“Marto: ‘Ah, seperti pegoeron (tempat beladjar ilmoe). Saja boekan goeroe, tjoemah bertjeritera atau memberi nasehat, kebetoelan sekarang ada waktoenja. Maka baiklah sekarang sadja. Adapon fatsal (selamatan) hoendjoek makanan itoe tidak perloe pakai nasi woedoek ajam tjengoek brendel. Sebab Goesti Kangdjeng Nabi Rasoel itoe minoem tjioe A.V.H. dan minum madat, kadang kadang kletet djoega soeka. Perloe apakah mentjari barang jang tidak ada. Meskipon ada banjak nasi woedoek, kalau tidak ada tjioe dan tjandoe tentoelah pajah sekali.”
(Pertjakapan antara Marto dan Djojo, Djawi Hisworo 9 dan 11 Januari 1918)
ISLAMTODAY ID— Kasus penistaan agama lewat tulisan Djojodikoro di Surat Kabar Djawi Hisworo, di atas menuai reaksi keras umat Islam. Sikap tegas umat Islam bermunculan dari pembentukkan laskar umat Islam hingga ajukan delik pers.

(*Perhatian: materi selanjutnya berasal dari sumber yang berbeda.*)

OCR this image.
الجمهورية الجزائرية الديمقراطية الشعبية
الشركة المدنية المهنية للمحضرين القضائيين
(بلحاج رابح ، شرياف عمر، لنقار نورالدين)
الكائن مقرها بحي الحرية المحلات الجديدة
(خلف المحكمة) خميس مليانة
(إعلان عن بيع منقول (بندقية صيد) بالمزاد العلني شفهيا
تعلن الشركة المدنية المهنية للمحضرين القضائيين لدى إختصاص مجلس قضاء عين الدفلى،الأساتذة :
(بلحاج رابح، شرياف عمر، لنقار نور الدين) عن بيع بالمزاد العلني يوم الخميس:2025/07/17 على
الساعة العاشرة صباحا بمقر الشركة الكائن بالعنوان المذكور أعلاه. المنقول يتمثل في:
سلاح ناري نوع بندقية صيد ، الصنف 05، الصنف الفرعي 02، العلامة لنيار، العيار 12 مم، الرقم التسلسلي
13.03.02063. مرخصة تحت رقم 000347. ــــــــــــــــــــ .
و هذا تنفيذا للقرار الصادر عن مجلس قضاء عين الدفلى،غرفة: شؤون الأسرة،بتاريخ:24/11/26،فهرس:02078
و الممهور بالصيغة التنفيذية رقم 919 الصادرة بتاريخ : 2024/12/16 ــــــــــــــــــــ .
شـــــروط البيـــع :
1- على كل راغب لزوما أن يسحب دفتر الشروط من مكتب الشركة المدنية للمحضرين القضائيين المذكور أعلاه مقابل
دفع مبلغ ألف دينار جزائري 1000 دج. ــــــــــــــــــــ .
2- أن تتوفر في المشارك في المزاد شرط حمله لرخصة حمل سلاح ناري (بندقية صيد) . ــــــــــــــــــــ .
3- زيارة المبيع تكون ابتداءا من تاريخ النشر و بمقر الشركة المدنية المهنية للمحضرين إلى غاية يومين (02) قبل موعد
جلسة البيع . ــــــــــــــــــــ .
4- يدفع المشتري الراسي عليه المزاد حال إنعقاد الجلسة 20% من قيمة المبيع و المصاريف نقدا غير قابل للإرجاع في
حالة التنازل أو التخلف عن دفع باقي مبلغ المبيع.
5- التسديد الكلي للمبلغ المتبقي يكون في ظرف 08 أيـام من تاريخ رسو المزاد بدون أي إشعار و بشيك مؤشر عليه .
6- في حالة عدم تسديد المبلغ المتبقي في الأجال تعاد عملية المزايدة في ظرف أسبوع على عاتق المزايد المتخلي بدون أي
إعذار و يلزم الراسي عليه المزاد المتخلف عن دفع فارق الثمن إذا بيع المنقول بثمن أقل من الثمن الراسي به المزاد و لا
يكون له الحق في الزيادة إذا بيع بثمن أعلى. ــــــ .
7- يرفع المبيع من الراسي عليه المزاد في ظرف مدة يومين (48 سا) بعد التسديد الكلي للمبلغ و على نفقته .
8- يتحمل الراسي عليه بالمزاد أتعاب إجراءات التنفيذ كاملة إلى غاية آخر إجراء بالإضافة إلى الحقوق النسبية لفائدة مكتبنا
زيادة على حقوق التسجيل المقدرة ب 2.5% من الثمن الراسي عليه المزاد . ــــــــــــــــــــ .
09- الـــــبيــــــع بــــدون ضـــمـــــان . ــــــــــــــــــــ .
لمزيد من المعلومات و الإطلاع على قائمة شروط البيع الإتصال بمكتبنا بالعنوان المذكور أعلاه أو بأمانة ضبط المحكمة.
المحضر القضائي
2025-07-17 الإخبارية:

Mu’arif seorang Pengkaji Sejarah Muhammadiyah Aisyiyah dan Anggota Majelis Pustaka dan Informasi PP Muhammadiyah dalam Kasus Penistaan Agama di Zaman Kolonial Belanda mengungkapkan jika ada beberapa tipologi respon Umat Islam.
Pertama, sikap reaktif umat Islam di Surabaya dan Solo. Keduanya dimotori oleh para aktivis Sarekat Islam (SI) dengan medianya masing-masing.
Di Surabaya lewat Oetoesan Hindia mereka menuliskan sebuah artikel dengan judul Si Djahat Menghina Nabi Kita. Artikel yang sama diterbitkan ulang di Medan Moeslimin, Solo.
Bahkan respon umat Islam di Solo tidak hanya menerbitkan ulang artikel milik Abikoesno Tjokrosoejoso. Mereka juga menerbitkan pamphlet-pamflet menyerang Djawi Hisworo.
Surabaya dan Solo merupakan dua kota yang mempelopori lahirnya laskar Tentara Kanjeng Nabi Muhammad (TKNM).
Kedua, upaya damai dari organisasi pers Hindia Belanda, Inlandsche Journalist Bond (IJB). Gerakan ini dipimpin oleh Wakil IJB, Marco Kartodikromo.
Ketiga, menempuh jaluar hukum. Upaya ini dilakukan oleh Muhammadiyah dalam surat terbukanya kepada pemerintah kolonial pada 15 Maret 1918.
Sikap Muhammadiyah
Sikap Muhammadiyah ditunjukkan dengan keluarnya surat atas nama Hoofdbestuur Muhammadiyah yang ditandatangani oleh KH Ahmad Dahlan dan Raden Ngabehi Kartopringgo. Surat yang ditujukan kepada Gubernur Jenderal Belanda, Johan Paul van Limburg Stirum itu meminta agar Djawi Hisworo segera ditindak.
Dikutip dari Covering Muhammadiyah Gerakan Islam Berkemajuan dalam Sorotan Media Massa pada Zaman Kolonial Belanda disebutkan jika dalam surat terbuka tersebut Muhammadiyah mengecam redaksi Djawi Hisworo.
Muarif dalam buku tersebut menuturkan tentang kefatalan yang dilakukan oleh Djawi Hisworo. Muhammadiyah menyatakan bahwa delik pers terhadap Djawi Hisworo bukan hanya perkara penghinaan terhadap Nabi Muhammad namun juga terhadap Allah SWT.
“Disebutkan dalam rilis tersebut bahwa delik pers yang menimpa Surat Kabar Djawi Hisworo bukan hanya hinaan kepada Nabi Muhammad saja, tetapi juga kepada Allah SWT,” ujar Muarif.
Surat terbuka dari Pimpinan Pusat (PP) Muhammadiyah tersebut diterbitkan oleh Surat Kabar Islam Bergerak pada Senin, 1 April 1918. Pernyataan PP Muhammadiyah itu dimuat dalam sebuah kolom dengan judul ‘Soerat Terboeka Dipersempahkan Kehadapan Srie Padoeka jang Dipertoean Besar Gouvernour General di Hindia Nederland’.
“Otoritas kolonial sebagai pemangku kedaulatan hukum diminta untuk segera menindaklanjuti pelaku penista agama Islam karena telah mengganggu stabilitas keamanan,” jelas Muarif.